NAB’s Chief Economist, Alan Oster, said in the NAB release “the rebound in business conditions is certainly encouraging, but at this stage we are not getting too carried away with the result.”
"Stronger business conditions in December largely reflected unexpectedly strong improvements in some industries, which might not be sustained, while other indicators were generally mixed as well. As for business confidence, the stability we have seen for some time now has been welcome, but it does not fully reflect the strength in business conditions. That might suggest that business still has a high degree of concern about global uncertainties in particular”.
“Within business conditions, the jump was completely driven by higher trading conditions and profitability, while the employment index was unchanged at relatively subdued levels.”
According to Mr Oster, “employment conditions have remained stubbornly muted and suggest the labour market is still not generating enough jobs to bring the unemployment rate down from its elevated level. That said, the employment index does point to stronger employment growth than we have been seeing from the ABS Labour Force Survey of late”.
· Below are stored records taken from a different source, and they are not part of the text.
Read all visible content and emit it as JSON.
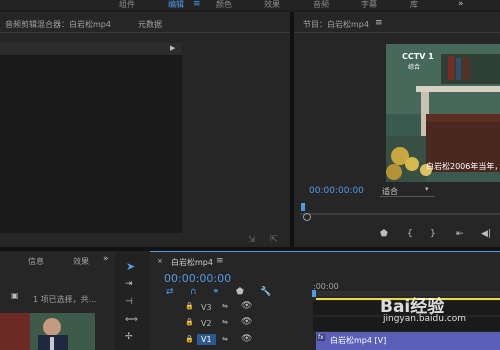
{
  "workspaces": [
    {
      "label": "组件",
      "active": false
    },
    {
      "label": "编辑",
      "active": true
    },
    {
      "label": "颜色",
      "active": false
    },
    {
      "label": "效果",
      "active": false
    },
    {
      "label": "音频",
      "active": false
    },
    {
      "label": "字幕",
      "active": false
    },
    {
      "label": "库",
      "active": false
    }
  ],
  "workspace_menu_icon": "hamburger-icon",
  "overflow_icon": "double-chevron-right-icon",
  "audio_mixer": {
    "tab_label": "音频剪辑混合器：白岩松mp4",
    "metadata_label": "元数据"
  },
  "program": {
    "title": "节目：白岩松mp4",
    "menu_icon": "hamburger-icon",
    "timecode": "00:00:00:00",
    "fit_label": "适合",
    "video": {
      "logo": "CCTV 1",
      "logo_sub": "综合",
      "caption": "白岩松2006年当年，"
    }
  },
  "project": {
    "info_tab": "信息",
    "effects_tab": "效果",
    "status": "1 项已选择，共..."
  },
  "timeline": {
    "title": "白岩松mp4",
    "menu_icon": "hamburger-icon",
    "timecode": "00:00:00:00",
    "ruler_start": ":00:00",
    "tracks": [
      {
        "name": "V3",
        "active": false
      },
      {
        "name": "V2",
        "active": false
      },
      {
        "name": "V1",
        "active": true
      }
    ],
    "clip_label": "白岩松mp4 [V]",
    "clip_badge": "fx"
  },
  "watermark": {
    "brand": "Bai经验",
    "url": "jingyan.baidu.com"
  }
}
“The headline results from the Survey indicate some upside risk to the outlook, but the mixed results below the surface suggest a degree of caution is warranted. Importantly, we are not seeing any real signs of a convincing recovery in non-mining investment in the Survey, which is crucial to both near-term and longer-term growth prospects” said Mr Oster.
Looking at the lending data from the RBA, Dr Oliver saw problems in home lending.
He said that "while housing credit growth was unchanged at 0.5%mom or 6.3%yoy in December, what is concerning is a continued deceleration in owner occupier housing credit (to +0.4%mom) relative to investor credit (which rose +0.8%mom).
"Over the last three months investor housing credit rose at an annual rate of 9% and is now rapidly approaching APRA’s 10% threshold. It is increasingly clear that the dampening impact of APRA’s 2015 macro prudential tightening has worn off to a significant degree.
“With household income growth in the economy running well below 10% yoy and the Sydney and Melbourne property markets continuing to run too hot in the face of ultra-low interest rates there remains a case for APRA to further lower the 10% growth threshold for property investor credit."